Disclosure Statement

No potential conflict of interest was reported by the authors.

Notes

1 Norway is the sixth biggest country in Europe by area (km²) and the twenty-eighth biggest by population (http://en.wikipedia.org/wiki/List_of_European_countries_by_population and http://en.wikipedia.org/wiki/List_of_European_countries_by_area, accessed 30 March 2015).

2 The specialised universities are institutions at university level offering education only in certain areas such as architecture, music, or business administration.

3 Regrettably, our data do not include information about upper secondary GPA. We do not think, however, that this is an insurmountable problem. Grades are not correlated with municipality degree of urbanisation, and our control for social background factors (i.e., mothers’ and fathers’ education and parents’ income) takes care of some of the potential problems (because these background characteristics are highly correlated with grades).

4 We include the two categories at the MA level because students in elite professional education do not need to complete a BA degree, but follow unitary programs (e.g., in law or medicine) lasting 6 years. The remainder category “Other MA degrees” is singled out from degree holders in the same subjects at the BA level because university colleges normally offer degrees only at the BA level, whereas universities offer degrees at both levels.
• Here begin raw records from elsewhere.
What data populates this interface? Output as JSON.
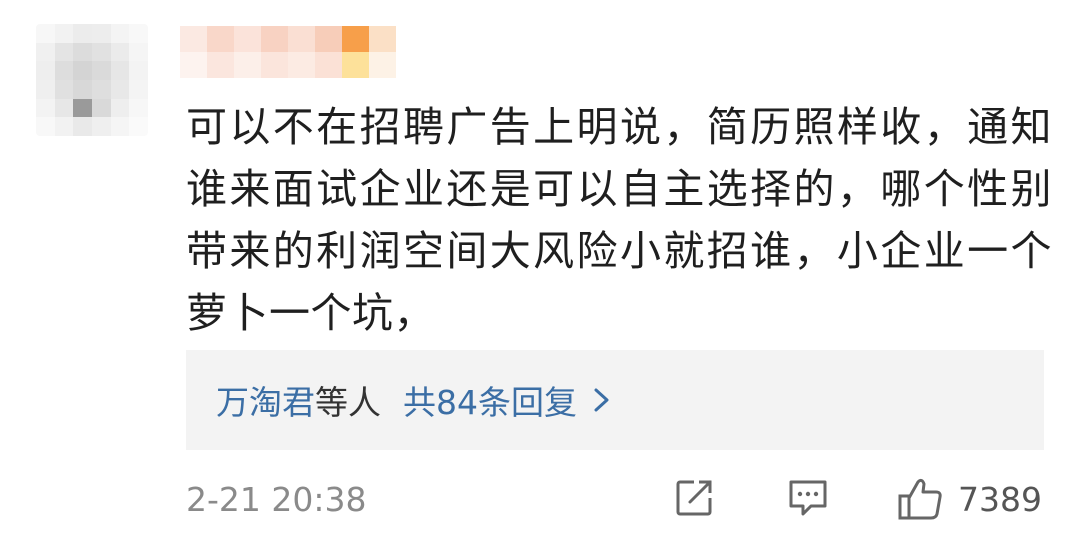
{
  "comment": {
    "text": "可以不在招聘广告上明说，简历照样收，通知谁来面试企业还是可以自主选择的，哪个性别带来的利润空间大风险小就招谁，小企业一个萝卜一个坑，"
  },
  "replies": {
    "names": "万淘君",
    "others": "等人",
    "count_text": "共84条回复"
  },
  "footer": {
    "timestamp": "2-21 20:38",
    "like_count": "7389",
    "icons": [
      "share-icon",
      "comment-icon",
      "like-icon"
    ]
  },
  "colors": {
    "link": "#3b6ea5",
    "text": "#1f1f1f",
    "meta": "#8a8a8a",
    "reply_bg": "#f3f3f3"
  }
}
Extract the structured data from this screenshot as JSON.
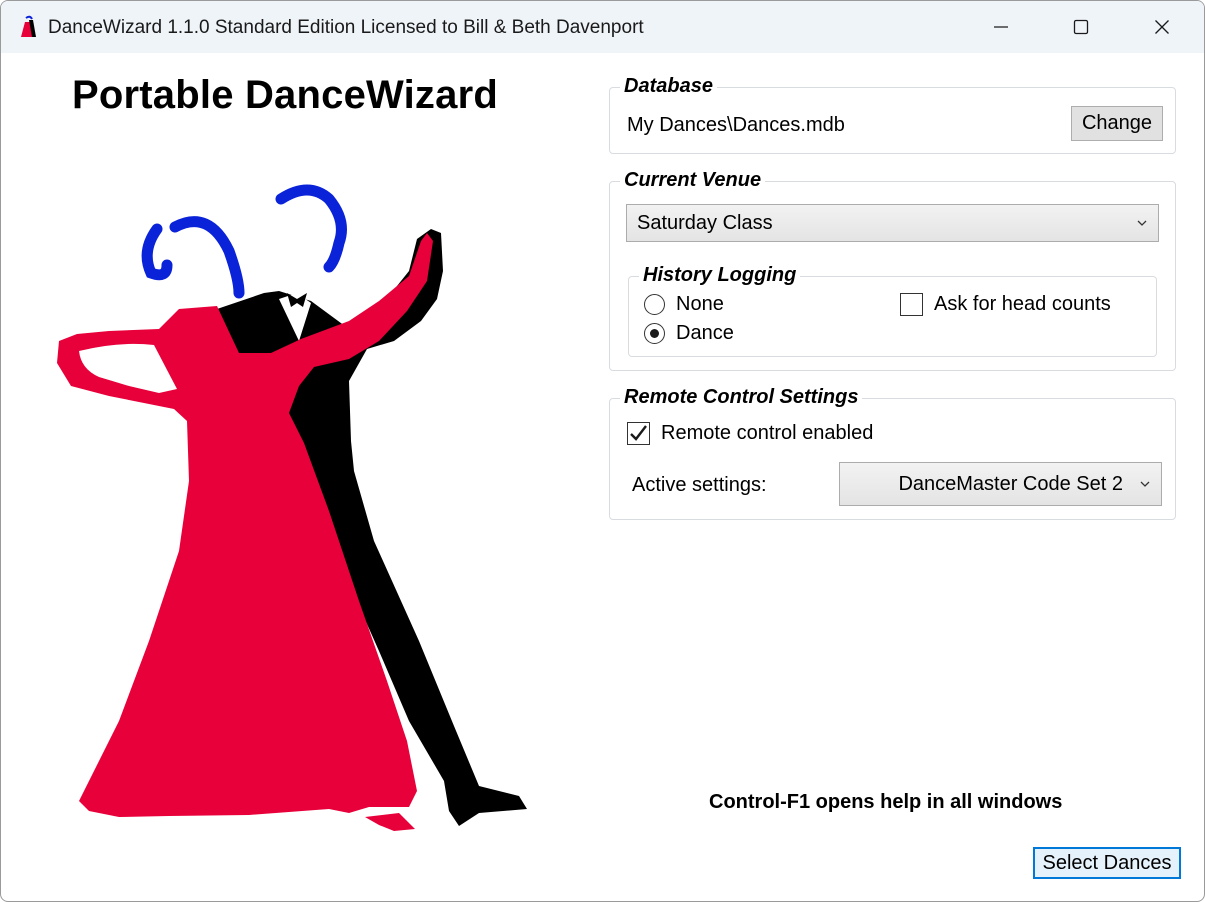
{
  "window": {
    "title": "DanceWizard 1.1.0 Standard Edition Licensed to Bill & Beth Davenport"
  },
  "heading": "Portable DanceWizard",
  "database": {
    "legend": "Database",
    "path": "My Dances\\Dances.mdb",
    "change_label": "Change"
  },
  "venue": {
    "legend": "Current Venue",
    "selected": "Saturday Class",
    "history": {
      "legend": "History Logging",
      "options": [
        "None",
        "Dance"
      ],
      "selected": "Dance",
      "head_counts_label": "Ask for head counts",
      "head_counts_checked": false
    }
  },
  "remote": {
    "legend": "Remote Control Settings",
    "enabled_label": "Remote control enabled",
    "enabled_checked": true,
    "active_label": "Active settings:",
    "active_selected": "DanceMaster Code Set 2"
  },
  "help_note": "Control-F1 opens help in all windows",
  "select_dances_label": "Select Dances",
  "colors": {
    "dress": "#e8003a",
    "suit": "#000000",
    "heads": "#0a22d8",
    "accent": "#0078d7"
  }
}
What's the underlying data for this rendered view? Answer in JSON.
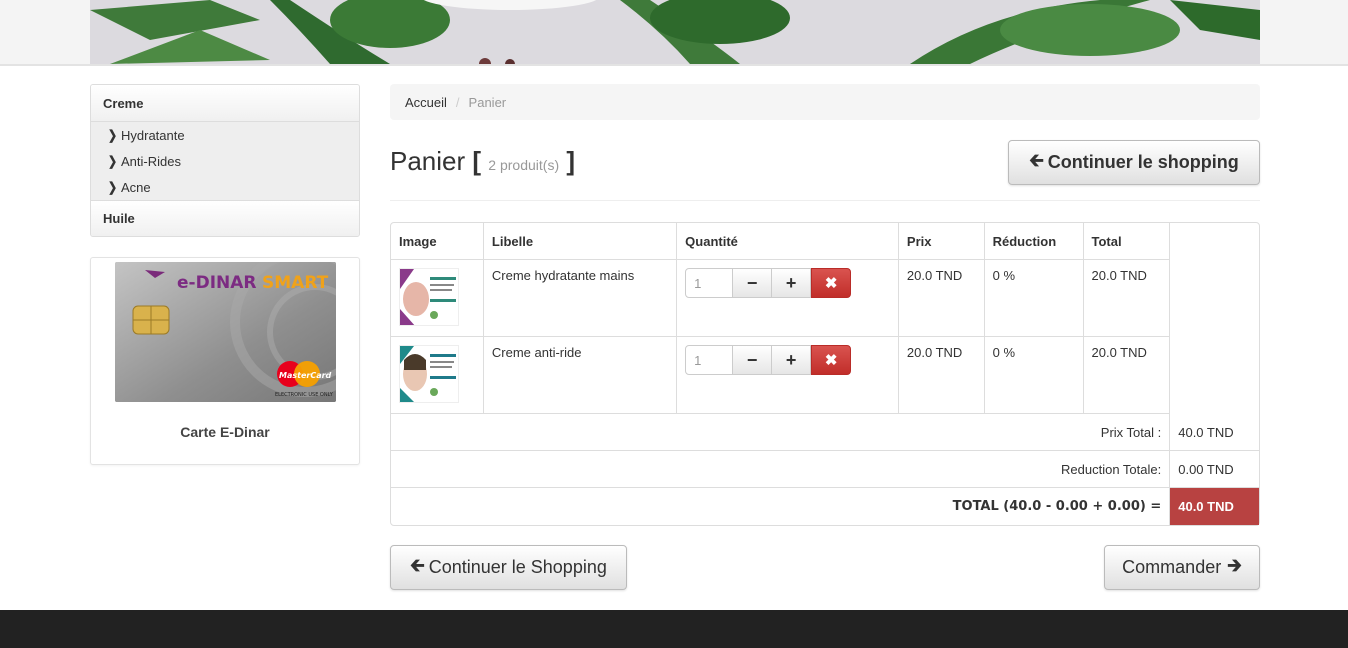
{
  "sidebar": {
    "categories": [
      {
        "label": "Creme",
        "items": [
          "Hydratante",
          "Anti-Rides",
          "Acne"
        ]
      },
      {
        "label": "Huile",
        "items": []
      }
    ],
    "card": {
      "caption": "Carte E-Dinar",
      "card_brand": "e-DINAR SMART",
      "card_network": "MasterCard"
    }
  },
  "breadcrumb": {
    "home": "Accueil",
    "separator": "/",
    "current": "Panier"
  },
  "page": {
    "title": "Panier",
    "count_text": "2 produit(s)",
    "continue_top": "Continuer le shopping",
    "continue_bottom": "Continuer le Shopping",
    "order": "Commander"
  },
  "table": {
    "headers": [
      "Image",
      "Libelle",
      "Quantité",
      "Prix",
      "Réduction",
      "Total"
    ],
    "rows": [
      {
        "label": "Creme hydratante mains",
        "qty": "1",
        "price": "20.0 TND",
        "discount": "0 %",
        "total": "20.0 TND"
      },
      {
        "label": "Creme anti-ride",
        "qty": "1",
        "price": "20.0 TND",
        "discount": "0 %",
        "total": "20.0 TND"
      }
    ],
    "summary": {
      "prix_total_label": "Prix Total :",
      "prix_total_value": "40.0 TND",
      "reduction_label": "Reduction Totale:",
      "reduction_value": "0.00 TND",
      "total_label": "TOTAL (40.0 - 0.00 + 0.00) =",
      "total_value": "40.0 TND"
    }
  },
  "icons": {
    "left_arrow": "arrow-left-icon",
    "right_arrow": "arrow-right-icon",
    "minus": "minus-icon",
    "plus": "plus-icon",
    "remove": "times-icon",
    "chevron": "chevron-right-icon"
  },
  "colors": {
    "danger": "#d9534f",
    "grand_total_bg": "#b84241",
    "footer": "#222222"
  }
}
6 Issues regarding estimation have been raised in treatments of non-linear models such as ours (Allison, Citation1999). These issues concern the so-called scaling problems in residuals of the outcome variables. One way to tackle this issue is to compare results with the average marginal effects or simple cross-tabulations. We have done both (not shown), and neither deviate from standard estimated marginal effects, which may suggest that the scaling problem is not a big issue here.

7 Because institution is not registered in the data before 1995.